A federal jury convicted a prominent former pain doctor on drug trafficking charges yesterday, siding with prosecutors in an increasingly contentious nationwide dispute over whether prescribing large doses of powerful narcotics is criminal behavior or good medicine.
Jurors found William E. Hurwitz guilty of running a drug conspiracy out of his McLean office, convicting him on 50 counts -- including trafficking that caused the death of one patient and seriously injured two others. They acquitted him of nine other counts and deadlocked on the final three in the 62-count indictment.
William E. Hurwitz is "a hero and a medical pioneer," said Siobhan Reynolds of the Pain Relief Network.
U.S. District Judge Leonard D. Wexler ordered the jury back to the federal courthouse in Alexandria to resume deliberations today. He then revoked Hurwitz's $2 million bail. Hurwitz removed his tie, handed the change in his pockets to his attorneys and walked out of the courtroom in the custody of U.S. marshals. He had bowed his head slightly when the verdict was read.
The convictions marked the downfall of a controversial doctor whose treatment methods attracted loyalty from many patients but also scrutiny from area medical boards as early as 1991. Hurwitz, a major figure in the growing field of pain management who was once profiled on "60 Minutes," faces up to life in prison even with the acquittals.
As cancer patients and others in chronic pain became increasingly vocal about access to successful treatment, Hurwitz became a symbol in a nationwide debate. Advocates for patients with chronic pain portrayed him as a fully licensed doctor prescribing perfectly legal drugs to patients in dire need with nowhere else to turn.
But the government accused Hurwitz of prescribing excessive amounts of dangerous drugs -- in one instance more than 1,600 pills a day -- to addicts and others, some of whom then sold the medication on a lucrative black market. Prosecutors said the dosages led to the deaths of three patients overall.
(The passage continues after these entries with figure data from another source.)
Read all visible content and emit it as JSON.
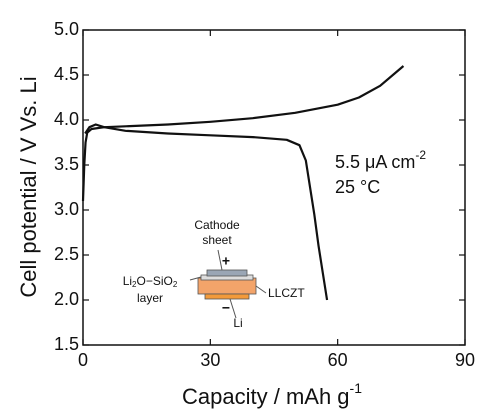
{
  "chart_data": {
    "type": "line",
    "xlabel": {
      "text": "Capacity / mAh g",
      "sup": "-1"
    },
    "ylabel": "Cell potential / V Vs. Li",
    "xlim": [
      0,
      90
    ],
    "xticks": [
      0,
      30,
      60,
      90
    ],
    "ylim": [
      1.5,
      5.0
    ],
    "yticks": [
      {
        "value": 1.5,
        "label": "1.5"
      },
      {
        "value": 2.0,
        "label": "2.0"
      },
      {
        "value": 2.5,
        "label": "2.5"
      },
      {
        "value": 3.0,
        "label": "3.0"
      },
      {
        "value": 3.5,
        "label": "3.5"
      },
      {
        "value": 4.0,
        "label": "4.0"
      },
      {
        "value": 4.5,
        "label": "4.5"
      },
      {
        "value": 5.0,
        "label": "5.0"
      }
    ],
    "grid": false,
    "series": [
      {
        "color": "#111111",
        "x": [
          0,
          0.3,
          0.6,
          1,
          2,
          5,
          10,
          20,
          30,
          40,
          50,
          60,
          65,
          70,
          75.5
        ],
        "values": [
          3.1,
          3.5,
          3.75,
          3.86,
          3.9,
          3.92,
          3.93,
          3.95,
          3.98,
          4.02,
          4.08,
          4.17,
          4.25,
          4.38,
          4.6
        ]
      },
      {
        "color": "#111111",
        "x": [
          0.5,
          1.5,
          3,
          5,
          10,
          20,
          30,
          40,
          48,
          51,
          52.5,
          53.5,
          54.5,
          55.5,
          56.5,
          57.5
        ],
        "values": [
          3.85,
          3.92,
          3.95,
          3.92,
          3.88,
          3.85,
          3.83,
          3.81,
          3.78,
          3.72,
          3.55,
          3.25,
          2.95,
          2.6,
          2.3,
          2.0
        ]
      }
    ],
    "annotations": {
      "current": {
        "text": "5.5 μA cm",
        "sup": "-2"
      },
      "temperature": "25 °C"
    },
    "inset": {
      "cathode": [
        "Cathode",
        "sheet"
      ],
      "plus": "+",
      "layer": {
        "a": "Li",
        "b": "2",
        "c": "O−SiO",
        "d": "2",
        "e": "layer"
      },
      "electrolyte": "LLCZT",
      "minus": "−",
      "anode": "Li"
    }
  }
}
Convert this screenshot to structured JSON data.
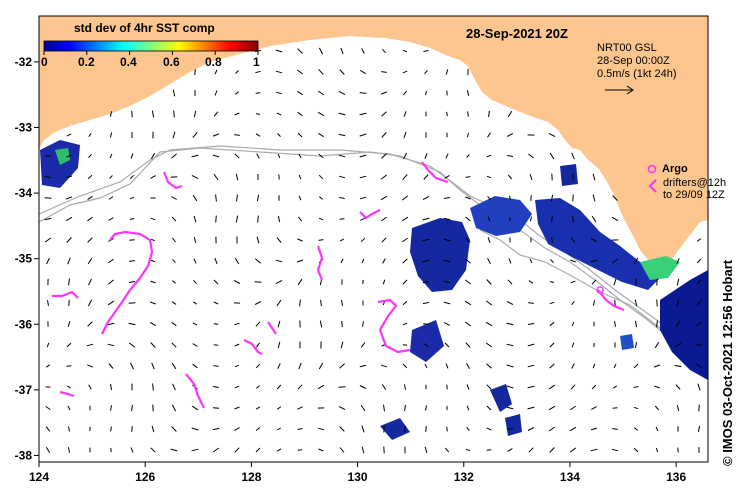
{
  "map": {
    "title": "28-Sep-2021 20Z",
    "lon_range": [
      124,
      136.6
    ],
    "lat_range": [
      -38.1,
      -31.3
    ],
    "x_ticks": [
      "124",
      "126",
      "128",
      "130",
      "132",
      "134",
      "136"
    ],
    "x_tick_values": [
      124,
      126,
      128,
      130,
      132,
      134,
      136
    ],
    "y_ticks": [
      "-32",
      "-33",
      "-34",
      "-35",
      "-36",
      "-37",
      "-38"
    ],
    "y_tick_values": [
      -32,
      -33,
      -34,
      -35,
      -36,
      -37,
      -38
    ],
    "land_color": "#fcc68e",
    "coast_line_color": "#aaaaaa",
    "drifter_color": "#ff33ff",
    "vector_color": "#000000"
  },
  "colorbar": {
    "title": "std dev of 4hr SST comp",
    "tick_labels": [
      "0",
      "0.2",
      "0.4",
      "0.6",
      "0.8",
      "1"
    ],
    "range": [
      0,
      1
    ],
    "colormap": "jet"
  },
  "info": {
    "line1": "NRT00 GSL",
    "line2": "28-Sep 00:00Z",
    "line3": "0.5m/s (1kt 24h)"
  },
  "legend": {
    "argo": "Argo",
    "drifters_line1": "drifters@12h",
    "drifters_line2": "to 29/09 12Z"
  },
  "credit": "© IMOS 03-Oct-2021 12:56 Hobart"
}
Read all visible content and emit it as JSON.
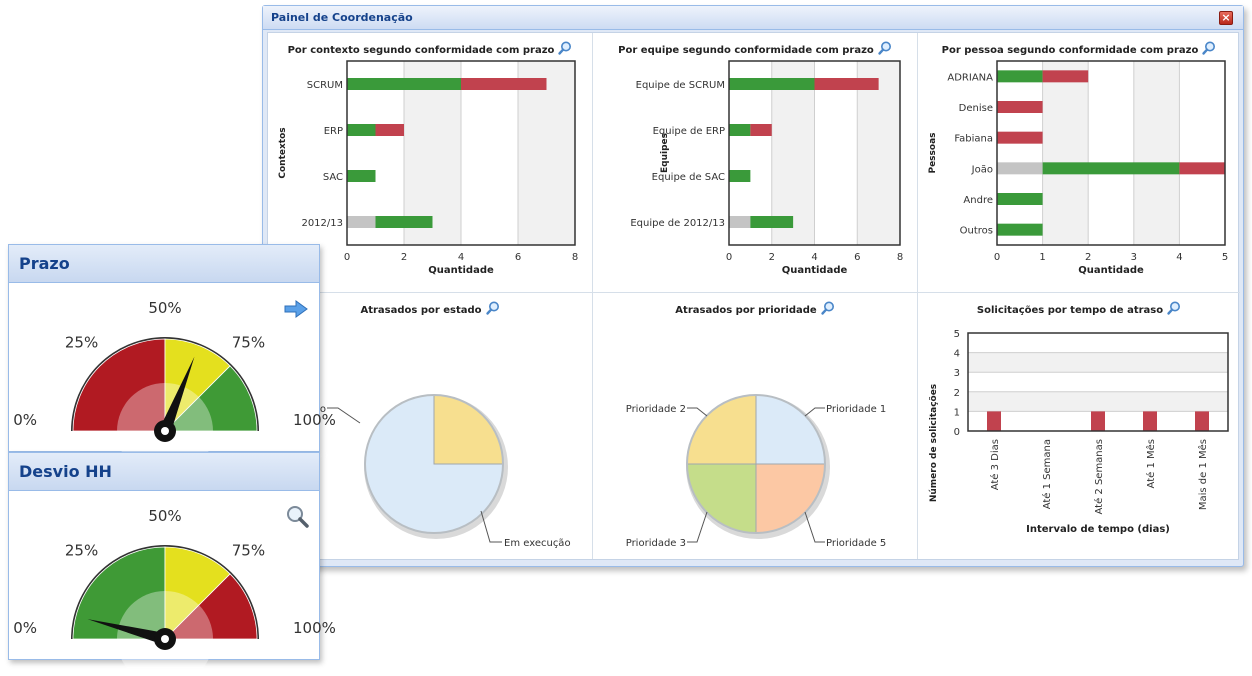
{
  "panel": {
    "title": "Painel de Coordenação",
    "close_label": "×"
  },
  "colors": {
    "green": "#3a9a3a",
    "red": "#c1424e",
    "gray": "#c4c4c4",
    "frame_bg": "#f1f1f1"
  },
  "charts": {
    "contexto": {
      "title": "Por contexto segundo conformidade com prazo",
      "ylabel": "Contextos",
      "xlabel": "Quantidade",
      "xticks": [
        "0",
        "2",
        "4",
        "6",
        "8"
      ],
      "categories": [
        "SCRUM",
        "ERP",
        "SAC",
        "2012/13"
      ]
    },
    "equipe": {
      "title": "Por equipe segundo conformidade com prazo",
      "ylabel": "Equipes",
      "xlabel": "Quantidade",
      "xticks": [
        "0",
        "2",
        "4",
        "6",
        "8"
      ],
      "categories": [
        "Equipe de SCRUM",
        "Equipe de ERP",
        "Equipe de SAC",
        "Equipe de 2012/13"
      ]
    },
    "pessoa": {
      "title": "Por pessoa segundo conformidade com prazo",
      "ylabel": "Pessoas",
      "xlabel": "Quantidade",
      "xticks": [
        "0",
        "1",
        "2",
        "3",
        "4",
        "5"
      ],
      "categories": [
        "ADRIANA",
        "Denise",
        "Fabiana",
        "João",
        "Andre",
        "Outros"
      ]
    },
    "estado": {
      "title": "Atrasados por estado",
      "labels": [
        "Em execução",
        "Em execução"
      ]
    },
    "prioridade": {
      "title": "Atrasados por prioridade",
      "labels": [
        "Prioridade 1",
        "Prioridade 2",
        "Prioridade 3",
        "Prioridade 5"
      ]
    },
    "tempo": {
      "title": "Solicitações por tempo de atraso",
      "ylabel": "Número de solicitações",
      "xlabel": "Intervalo de tempo (dias)",
      "yticks": [
        "0",
        "1",
        "2",
        "3",
        "4",
        "5"
      ],
      "categories": [
        "Até 3 Dias",
        "Até 1 Semana",
        "Até 2 Semanas",
        "Até 1 Mês",
        "Mais de 1 Mês"
      ]
    }
  },
  "chart_data": [
    {
      "type": "bar",
      "title": "Por contexto segundo conformidade com prazo",
      "xlabel": "Quantidade",
      "ylabel": "Contextos",
      "orientation": "horizontal",
      "stacked": true,
      "categories": [
        "SCRUM",
        "ERP",
        "SAC",
        "2012/13"
      ],
      "series": [
        {
          "values": [
            0,
            0,
            0,
            1
          ],
          "color": "#c4c4c4"
        },
        {
          "values": [
            4,
            1,
            1,
            2
          ],
          "color": "#3a9a3a"
        },
        {
          "values": [
            3,
            1,
            0,
            0
          ],
          "color": "#c1424e"
        }
      ],
      "xlim": [
        0,
        8
      ]
    },
    {
      "type": "bar",
      "title": "Por equipe segundo conformidade com prazo",
      "xlabel": "Quantidade",
      "ylabel": "Equipes",
      "orientation": "horizontal",
      "stacked": true,
      "categories": [
        "Equipe de SCRUM",
        "Equipe de ERP",
        "Equipe de SAC",
        "Equipe de 2012/13"
      ],
      "series": [
        {
          "values": [
            0,
            0,
            0,
            1
          ],
          "color": "#c4c4c4"
        },
        {
          "values": [
            4,
            1,
            1,
            2
          ],
          "color": "#3a9a3a"
        },
        {
          "values": [
            3,
            1,
            0,
            0
          ],
          "color": "#c1424e"
        }
      ],
      "xlim": [
        0,
        8
      ]
    },
    {
      "type": "bar",
      "title": "Por pessoa segundo conformidade com prazo",
      "xlabel": "Quantidade",
      "ylabel": "Pessoas",
      "orientation": "horizontal",
      "stacked": true,
      "categories": [
        "ADRIANA",
        "Denise",
        "Fabiana",
        "João",
        "Andre",
        "Outros"
      ],
      "series": [
        {
          "values": [
            0,
            0,
            0,
            1,
            0,
            0
          ],
          "color": "#c4c4c4"
        },
        {
          "values": [
            1,
            0,
            0,
            3,
            1,
            1
          ],
          "color": "#3a9a3a"
        },
        {
          "values": [
            1,
            1,
            1,
            1,
            0,
            0
          ],
          "color": "#c1424e"
        }
      ],
      "xlim": [
        0,
        5
      ]
    },
    {
      "type": "pie",
      "title": "Atrasados por estado",
      "labels": [
        "Em execução",
        "Em execução"
      ],
      "values": [
        3,
        1
      ],
      "colors": [
        "#dbeaf8",
        "#f7df8f"
      ]
    },
    {
      "type": "pie",
      "title": "Atrasados por prioridade",
      "labels": [
        "Prioridade 1",
        "Prioridade 5",
        "Prioridade 3",
        "Prioridade 2"
      ],
      "values": [
        1,
        1,
        1,
        1
      ],
      "colors": [
        "#dbeaf8",
        "#fcc8a4",
        "#c5dd8a",
        "#f7df8f"
      ]
    },
    {
      "type": "bar",
      "title": "Solicitações por tempo de atraso",
      "xlabel": "Intervalo de tempo (dias)",
      "ylabel": "Número de solicitações",
      "categories": [
        "Até 3 Dias",
        "Até 1 Semana",
        "Até 2 Semanas",
        "Até 1 Mês",
        "Mais de 1 Mês"
      ],
      "values": [
        1,
        0,
        1,
        1,
        1
      ],
      "ylim": [
        0,
        5
      ]
    }
  ],
  "gauges": [
    {
      "key": "prazo",
      "title": "Prazo",
      "labels": [
        "0%",
        "25%",
        "50%",
        "75%",
        "100%"
      ],
      "value_pct": 62,
      "action_icon": "arrow-right-icon",
      "zones": [
        {
          "from": 0,
          "to": 50,
          "color": "#b11a22"
        },
        {
          "from": 50,
          "to": 75,
          "color": "#e4e01e"
        },
        {
          "from": 75,
          "to": 100,
          "color": "#3f9a36"
        }
      ]
    },
    {
      "key": "desvio",
      "title": "Desvio HH",
      "labels": [
        "0%",
        "25%",
        "50%",
        "75%",
        "100%"
      ],
      "value_pct": 8,
      "action_icon": "magnifier-icon",
      "zones": [
        {
          "from": 0,
          "to": 50,
          "color": "#3f9a36"
        },
        {
          "from": 50,
          "to": 75,
          "color": "#e4e01e"
        },
        {
          "from": 75,
          "to": 100,
          "color": "#b11a22"
        }
      ]
    }
  ]
}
The nearly complete verdict capped a massive three-year investigation into doctors, pharmacists and patients suspected of selling potent narcotics and fueling an epidemic that ravaged Appalachia and triggered scores of other crimes.
It is part of a broad federal crackdown on what authorities call over-prescribing of OxyContin and other painkillers.
Although hundreds of people have been charged, Hurwitz is one of only a few doctors convicted on federal charges that bring such serious penalties. He is also, authorities and experts on pain management agreed, perhaps the most prominent doctor to be targeted.
Patient advocates reacted to the verdict with tears and fury, blasting the government for what they called criminalizing medical decisions that should be left to doctors. They predicted that many of the estimated 30 percent of Americans suffering from chronic pain would now be left untreated.